The typical Chattanooga homeowner who heats with natural gas should save about $53 in the next year under the new purchased rate adjustment approved by the Tennessee Regulatory Authority. Effective today, the commodity fuel portion of a typical Chattanooga Gas bill will drop by 14.2 percent to the lowest level since 2002.
"We've had one of the mildest winters in 80 years, and the new gas supplies opened up by new methods of hydraulic fracking have dramatically changed the gas market from where it was a few years ago," said Steve Lindsey, the president of Southern operations for Atlanta Gas Light, Chattanooga Gas and Florida City Gas.
Chattanooga Gas Co., which delivers gas to more than 63,000 customers in Hamilton and Bradley counties, makes purchased gas adjustments periodically to reflect the price of the fuel, which accounts for 75 to 80 percent of the typical gas bill. Chattanooga Gas Co.'s rates to distribute and deliver the gas will not change.
Today's price cut in the commodity price of fuel will reduce the total gas bill for an average consumer in Chattanooga by about 10 percent and reduce the delivered price of natural gas locally to only about half of the peak level reached in November 2005 after Hurricane Katrina disrupted natural gas deliveries in the Gulf of Mexico.

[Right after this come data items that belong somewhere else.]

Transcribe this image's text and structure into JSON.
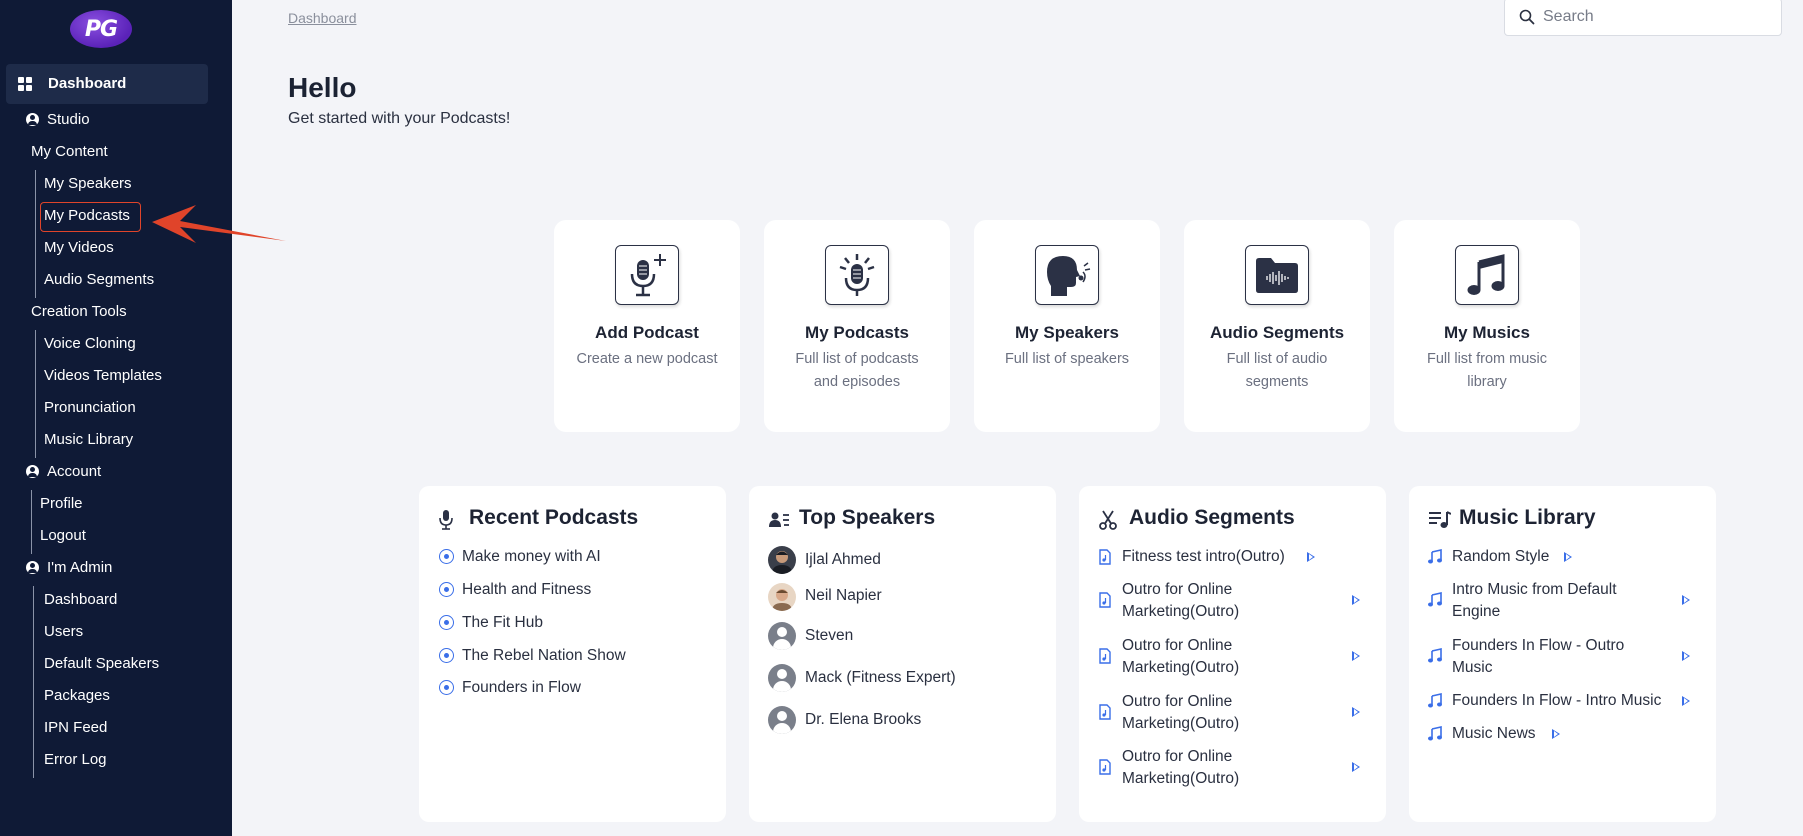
{
  "app": {
    "logo_text": "PG"
  },
  "sidebar": {
    "dashboard": "Dashboard",
    "studio": "Studio",
    "my_content": "My Content",
    "my_content_items": [
      "My Speakers",
      "My Podcasts",
      "My Videos",
      "Audio Segments"
    ],
    "creation_tools": "Creation Tools",
    "creation_items": [
      "Voice Cloning",
      "Videos Templates",
      "Pronunciation",
      "Music Library"
    ],
    "account": "Account",
    "account_items": [
      "Profile",
      "Logout"
    ],
    "admin": "I'm Admin",
    "admin_items": [
      "Dashboard",
      "Users",
      "Default Speakers",
      "Packages",
      "IPN Feed",
      "Error Log"
    ],
    "highlighted_item": "My Podcasts"
  },
  "header": {
    "breadcrumb": "Dashboard",
    "search_placeholder": "Search"
  },
  "main": {
    "greeting": "Hello",
    "subtitle": "Get started with your Podcasts!",
    "quick_cards": [
      {
        "title": "Add Podcast",
        "desc": "Create a new podcast",
        "icon": "mic-plus-icon"
      },
      {
        "title": "My Podcasts",
        "desc": "Full list of podcasts and episodes",
        "icon": "mic-broadcast-icon"
      },
      {
        "title": "My Speakers",
        "desc": "Full list of speakers",
        "icon": "speaker-head-icon"
      },
      {
        "title": "Audio Segments",
        "desc": "Full list of audio segments",
        "icon": "audio-folder-icon"
      },
      {
        "title": "My Musics",
        "desc": "Full list from music library",
        "icon": "music-note-icon"
      }
    ]
  },
  "panels": {
    "recent_podcasts": {
      "title": "Recent Podcasts",
      "items": [
        "Make money with AI",
        "Health and Fitness",
        "The Fit Hub",
        "The Rebel Nation Show",
        "Founders in Flow"
      ]
    },
    "top_speakers": {
      "title": "Top Speakers",
      "items": [
        "Ijlal Ahmed",
        "Neil Napier",
        "Steven",
        "Mack (Fitness Expert)",
        "Dr. Elena Brooks"
      ]
    },
    "audio_segments": {
      "title": "Audio Segments",
      "items": [
        "Fitness test intro(Outro)",
        "Outro for Online Marketing(Outro)",
        "Outro for Online Marketing(Outro)",
        "Outro for Online Marketing(Outro)",
        "Outro for Online Marketing(Outro)"
      ]
    },
    "music_library": {
      "title": "Music Library",
      "items": [
        "Random Style",
        "Intro Music from Default Engine",
        "Founders In Flow - Outro Music",
        "Founders In Flow - Intro Music",
        "Music News"
      ]
    }
  },
  "colors": {
    "sidebar_bg": "#0f1a36",
    "accent": "#3a6ee8",
    "annotation": "#e0442a"
  }
}
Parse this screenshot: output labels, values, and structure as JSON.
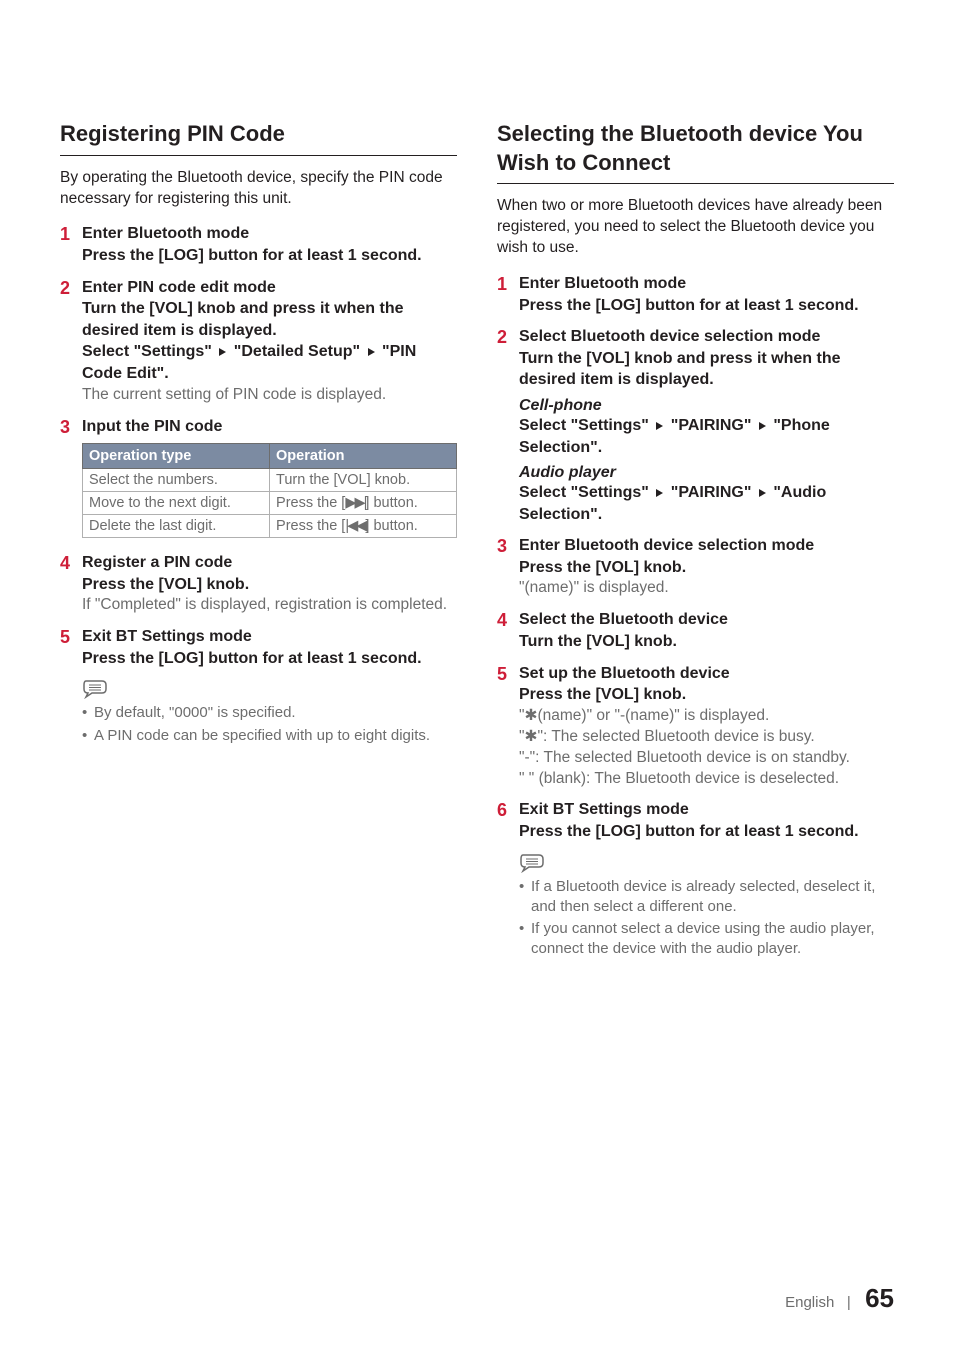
{
  "left": {
    "title": "Registering PIN Code",
    "intro": "By operating the Bluetooth device, specify the PIN code necessary for registering this unit.",
    "steps": [
      {
        "num": "1",
        "title": "Enter Bluetooth mode",
        "instr": "Press the [LOG] button for at least 1 second."
      },
      {
        "num": "2",
        "title": "Enter PIN code edit mode",
        "instr": "Turn the [VOL] knob and press it when the desired item is displayed.",
        "select_pre": "Select \"Settings\"",
        "select_mid": "\"Detailed Setup\"",
        "select_post": "\"PIN Code Edit\".",
        "note": "The current setting of PIN code is displayed."
      },
      {
        "num": "3",
        "title": "Input the PIN code",
        "table": {
          "h1": "Operation type",
          "h2": "Operation",
          "rows": [
            {
              "c1": "Select the numbers.",
              "c2": "Turn the [VOL] knob."
            },
            {
              "c1": "Move to the next digit.",
              "c2_pre": "Press the [",
              "c2_icon": "next-track",
              "c2_post": "] button."
            },
            {
              "c1": "Delete the last digit.",
              "c2_pre": "Press the [",
              "c2_icon": "prev-track",
              "c2_post": "] button."
            }
          ]
        }
      },
      {
        "num": "4",
        "title": "Register a PIN code",
        "instr": "Press the [VOL] knob.",
        "note": "If \"Completed\" is displayed, registration is completed."
      },
      {
        "num": "5",
        "title": "Exit BT Settings mode",
        "instr": "Press the [LOG] button for at least 1 second."
      }
    ],
    "notes": [
      "By default, \"0000\" is specified.",
      "A PIN code can be specified with up to eight digits."
    ]
  },
  "right": {
    "title": "Selecting the Bluetooth device You Wish to Connect",
    "intro": "When two or more Bluetooth devices have already been registered, you need to select the Bluetooth device you wish to use.",
    "steps": [
      {
        "num": "1",
        "title": "Enter Bluetooth mode",
        "instr": "Press the [LOG] button for at least 1 second."
      },
      {
        "num": "2",
        "title": "Select Bluetooth device selection mode",
        "instr": "Turn the [VOL] knob and press it when the desired item is displayed.",
        "sub1_head": "Cell-phone",
        "sub1_pre": "Select \"Settings\"",
        "sub1_mid": "\"PAIRING\"",
        "sub1_post": "\"Phone Selection\".",
        "sub2_head": "Audio player",
        "sub2_pre": "Select \"Settings\"",
        "sub2_mid": "\"PAIRING\"",
        "sub2_post": "\"Audio Selection\"."
      },
      {
        "num": "3",
        "title": "Enter Bluetooth device selection mode",
        "instr": "Press the [VOL] knob.",
        "note": "\"(name)\" is displayed."
      },
      {
        "num": "4",
        "title": "Select the Bluetooth device",
        "instr": "Turn the [VOL] knob."
      },
      {
        "num": "5",
        "title": "Set up the Bluetooth device",
        "instr": "Press the [VOL] knob.",
        "results": [
          "\"✱(name)\" or \"-(name)\" is displayed.",
          "\"✱\": The selected Bluetooth device is busy.",
          "\"-\": The selected Bluetooth device is on standby.",
          "\" \" (blank): The Bluetooth device is deselected."
        ]
      },
      {
        "num": "6",
        "title": "Exit BT Settings mode",
        "instr": "Press the [LOG] button for at least 1 second."
      }
    ],
    "notes": [
      "If a Bluetooth device is already selected, deselect it, and then select a different one.",
      "If you cannot select a device using the audio player, connect the device with the audio player."
    ]
  },
  "footer": {
    "lang": "English",
    "sep": "|",
    "page": "65"
  }
}
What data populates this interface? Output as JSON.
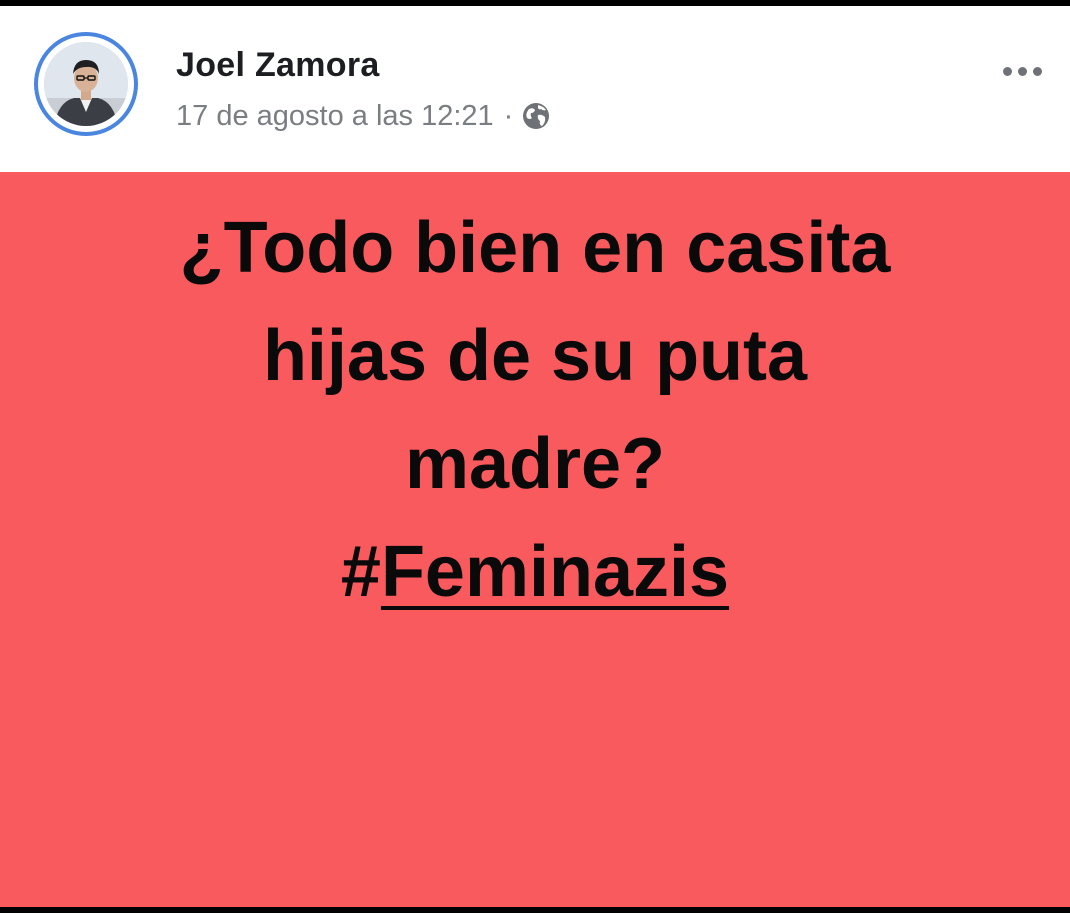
{
  "post": {
    "author": "Joel Zamora",
    "timestamp": "17 de agosto a las 12:21",
    "separator": "·",
    "privacy_icon": "globe-icon",
    "more_icon": "more-options-icon",
    "text_lines": [
      "¿Todo bien en casita",
      "hijas de su puta",
      "madre?"
    ],
    "hashtag_symbol": "#",
    "hashtag_word": "Feminazis"
  },
  "colors": {
    "post_background": "#f95a5e",
    "avatar_ring": "#4a86e0",
    "meta_text": "#7a7d82",
    "author_text": "#1c1e21"
  }
}
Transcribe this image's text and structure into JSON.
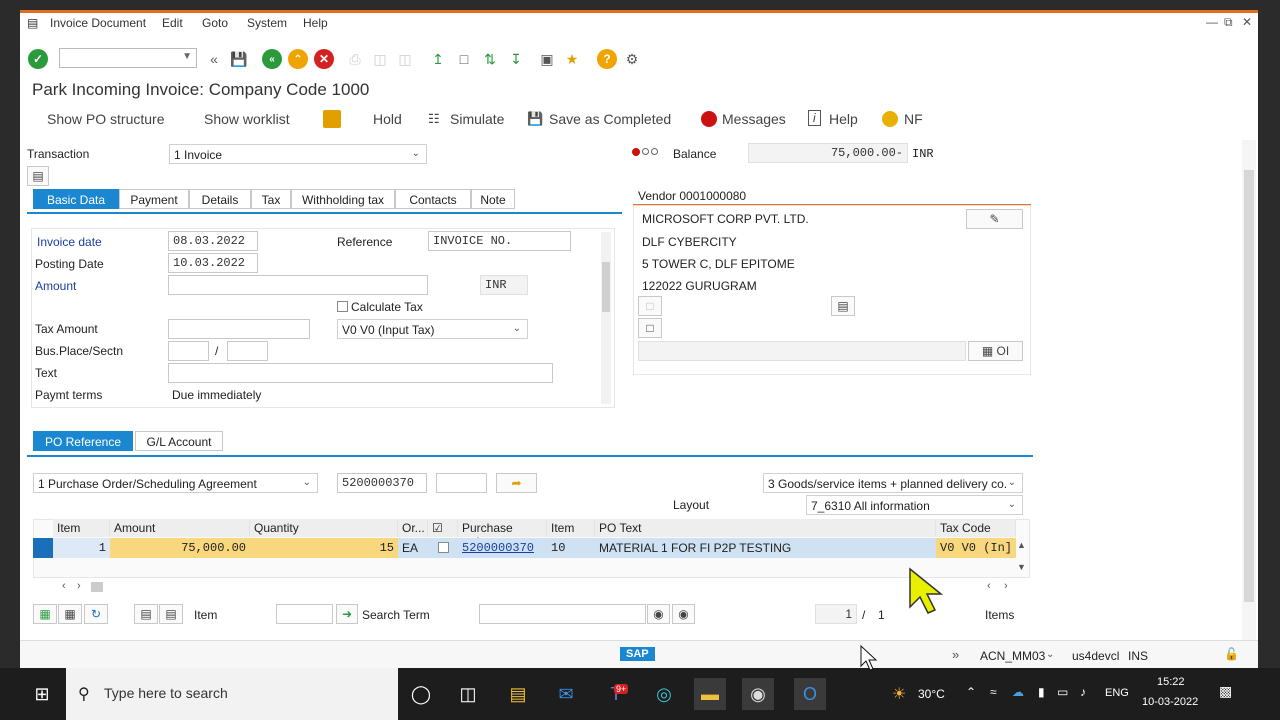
{
  "menu": [
    "Invoice Document",
    "Edit",
    "Goto",
    "System",
    "Help"
  ],
  "title": "Park Incoming Invoice: Company Code 1000",
  "app_toolbar": {
    "show_po_structure": "Show PO structure",
    "show_worklist": "Show worklist",
    "hold": "Hold",
    "simulate": "Simulate",
    "save_as_completed": "Save as Completed",
    "messages": "Messages",
    "help": "Help",
    "nf": "NF"
  },
  "header": {
    "transaction_label": "Transaction",
    "transaction_value": "1 Invoice",
    "balance_label": "Balance",
    "balance_value": "75,000.00-",
    "balance_currency": "INR"
  },
  "tabs": [
    "Basic Data",
    "Payment",
    "Details",
    "Tax",
    "Withholding tax",
    "Contacts",
    "Note"
  ],
  "basic_data": {
    "invoice_date_label": "Invoice date",
    "invoice_date": "08.03.2022",
    "posting_date_label": "Posting Date",
    "posting_date": "10.03.2022",
    "reference_label": "Reference",
    "reference": "INVOICE NO.",
    "amount_label": "Amount",
    "amount": "",
    "currency": "INR",
    "calculate_tax_label": "Calculate Tax",
    "tax_amount_label": "Tax Amount",
    "tax_code": "V0 V0 (Input Tax)",
    "bus_place_label": "Bus.Place/Sectn",
    "separator": "/",
    "text_label": "Text",
    "paymt_terms_label": "Paymt terms",
    "paymt_terms": "Due immediately"
  },
  "vendor": {
    "header": "Vendor 0001000080",
    "name": "MICROSOFT CORP PVT. LTD.",
    "line1": "DLF CYBERCITY",
    "line2": "5 TOWER C, DLF EPITOME",
    "line3": "122022 GURUGRAM",
    "oi_label": "OI"
  },
  "po_tabs": [
    "PO Reference",
    "G/L Account"
  ],
  "po": {
    "doc_type": "1 Purchase Order/Scheduling Agreement",
    "po_number": "5200000370",
    "items_type": "3 Goods/service items + planned delivery co...",
    "layout_label": "Layout",
    "layout_value": "7_6310 All information"
  },
  "table": {
    "headers": [
      "Item",
      "Amount",
      "Quantity",
      "Or...",
      "",
      "Purchase order",
      "Item",
      "PO Text",
      "Tax Code"
    ],
    "rows": [
      {
        "item": "1",
        "amount": "75,000.00",
        "quantity": "15",
        "order_unit": "EA",
        "purchase_order": "5200000370",
        "po_item": "10",
        "po_text": "MATERIAL 1 FOR FI P2P TESTING",
        "tax_code": "V0 V0 (In]"
      }
    ]
  },
  "bottom": {
    "item_label": "Item",
    "search_term_label": "Search Term",
    "page_current": "1",
    "page_sep": "/",
    "page_total": "1",
    "items_label": "Items"
  },
  "status": {
    "sap": "SAP",
    "system": "ACN_MM03",
    "server": "us4devcl",
    "mode": "INS"
  },
  "taskbar": {
    "search_placeholder": "Type here to search",
    "temp": "30°C",
    "lang": "ENG",
    "time": "15:22",
    "date": "10-03-2022",
    "teams_badge": "9+"
  }
}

Rate reductions in gas over the past four years have combined to lower the cost of operating gas-fired furnaces, water heaters and stoves for homeowners to less than half the comparable rates for electric-powered furnaces and appliances, according to AGL Resources, the parent company of Chattanooga Gas. Lindsey said the growing price advantage for gas should help gas utilities pick up a bigger share of the residential market in competition with electricity or propane fuel.
"We've always said that gas heating of a home is more comfortable, reliable and efficient than electric or other fuels," Lindsey said. "But now when you add the price advantage gas now has, to me it's a slam dunk."
Cheaper gas is especially beneficial for fertilizer, chemical and energy-intensive industries that rely on natural gas for manufacturing.
"Any rate reduction is welcome, especially in the current environment," said Tim Spires, president of the Chattanooga Regional Manufacturers Association.
Gas distributors hope to capitalize on the cheaper fuel also to entice more motorists to consider using natural gas to fuel their cars and trucks. AT&T, UPS, Waste Management Co. and other companies with truck fleets have begun converting their vehicles to compressed natural gas to run on cheaper and cleaner fuel.
Pat Riley, general manager of the Gibson County Utility Gas and a member of the executive board of the Tennessee Gas Association, said he hopes natural gas soon will replace gasoline in many vehicles.
"I've been in the gas business for 31 years, and I'm more excited than I have ever been," he said. "With the new fracking technology, we have an estimated 100- to 125-year supply of plentiful gas, and using that in new ways could help clean our environment and reduce our dependence on imported oil."